Responding to mounting consumer pressures to halt inflation, the White House is considering a series of controversial measures -- including a further relaxation of meat import quotas -- to help slow rising food prices.

Although planners stressed privately that no decisions have been made yet; the measures include lifting quotas on beef imports, cracking down on price-influencing tactics of milk cooperatives and spurring more soybean planting.

Strategists say some actions could come as early as two weeks from now.

Economists conceded that none of the actions now being weighed is likely to have a dramatic impact. But the White House is under pressure to take an activist stance on inflation in the face of pending Teamsters negotiations that could break President Carter's pay standards and influence other contract negotiations this year.

However, the actions could embroil the administration in political controversy. After Carter approved a similar move on beef imports last year, cattlemen charged that he had wreaked havoc in domestic markets.

The administration's Council on Wage and Price Stability predicted yesterday that food prices will continue to rise sharply through the remainder of this month, and energy prices won't begin to taper off until the end of the year.

The agency also charged that middlemem have unjustifiably widened their share of the consumer food dollar over the past two years, boosting their margins sharply in excess of their own cost increases.

It said the spread between farm prices and retail food prices has almost quadrupled since 1976, soaring by 9.7 percent in 1978, up from a 4.4 percent rise in 1977 and 2.6 percent in 1976.

Neither farm prices nor energy prices are included under the wageprice guidelines, but the White House is keeping tabs on processors' profit margins. The council said last Sunday it is probing the meat-packing industry.

Meanwhile, anti-inflation chief Alfred E. Kahn disclosed that the administration has finished drafting price guidelines for electric utilities and will publish them formally within a few days.

Sources said the standards will ask power companies to limit their gross margins to a rise of 6.5 percent, with provision for exceptions in cases where utilities need extra rate increases to cover construction or new equipment.
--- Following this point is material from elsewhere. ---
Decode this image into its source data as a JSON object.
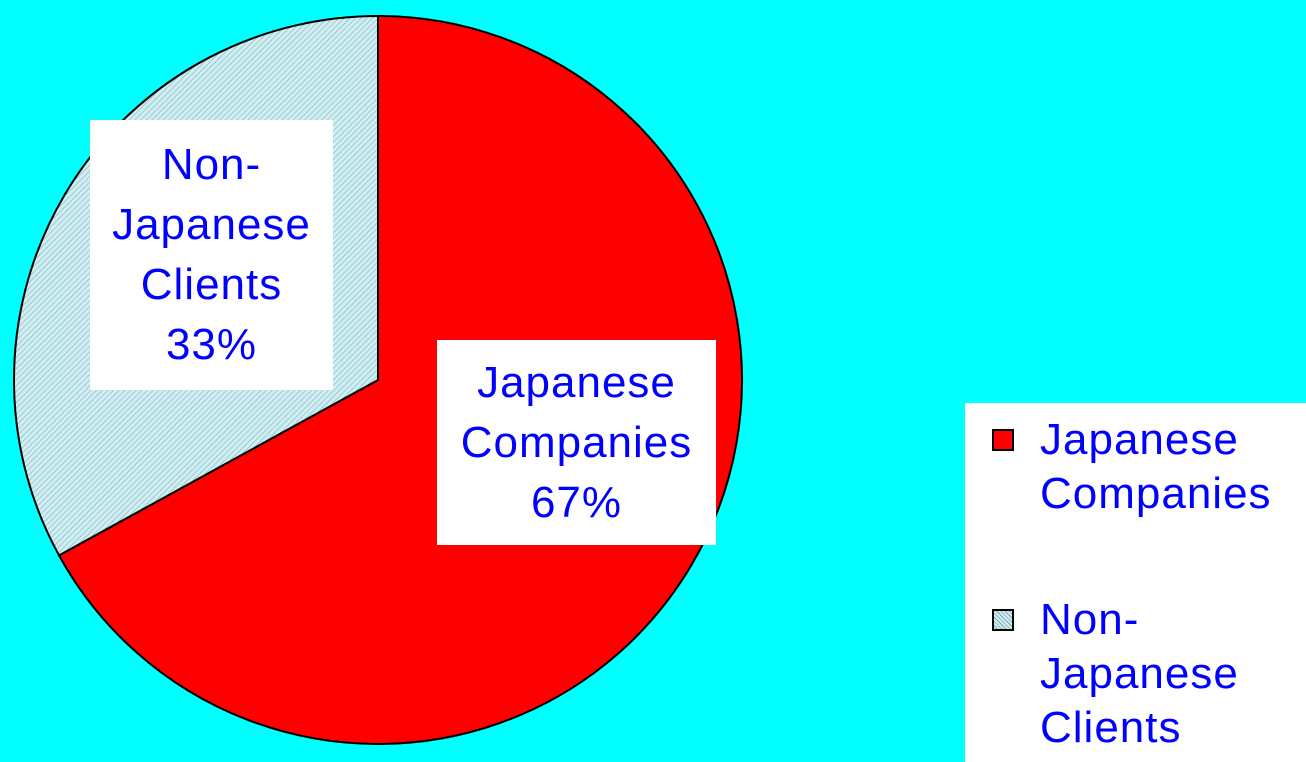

Kahn said the standards will be administered by state public utility commissions. The wage-price chief called the new guidelines "tight," but officials said they had no firm estimate of the standards' impact.

The developments came as, separately, the House Banking Committee approved legislation that would extend the life of the wage-price council for another two years and increase its staff to 233 persons from an estimated 130 now.

The move, on a 29-to-10 vote, sends the measure to the House floor in time for a vote later this month. The Senate Banking Committee approved a similar bill last week, but provided for only a one-year extension.

The steps the White House is considering to slow food prices include:

A relaxation of beef-import quotas, designed to alleviate domestic shortages, which are driving prices up sharply. Carter took a similar step in the spring of 1978.

A move to thwart suspected efforts by some milk cooperatives to maintain artificially high prices, by cracking down on the administration of a special antitrust exemption covering the industry.

Incentives to encourage farmers to plant more soybeans, by allowing them to use land now kept barren under the feed grain and wheat set-aside programs. Planners fear soybean supplies may be tight in the coming year.

Officials cautioned that the impact of these actions may be quite limited. Even if Carter lifts quotas on imported beef, analysts say other nations do not have enough supplies on hand to make much difference in domestic markets.

The White House also reported yesterday it has approved three requests by companies for exemptions from its price standards, and 21 exceptions involving its wage guidelines.

Kahn said of 54 firms in a dozen key industries that the council is monitoring, officials have certified that 33 are complying with the guidelines and are still looking into the pricing policies of the 21 others.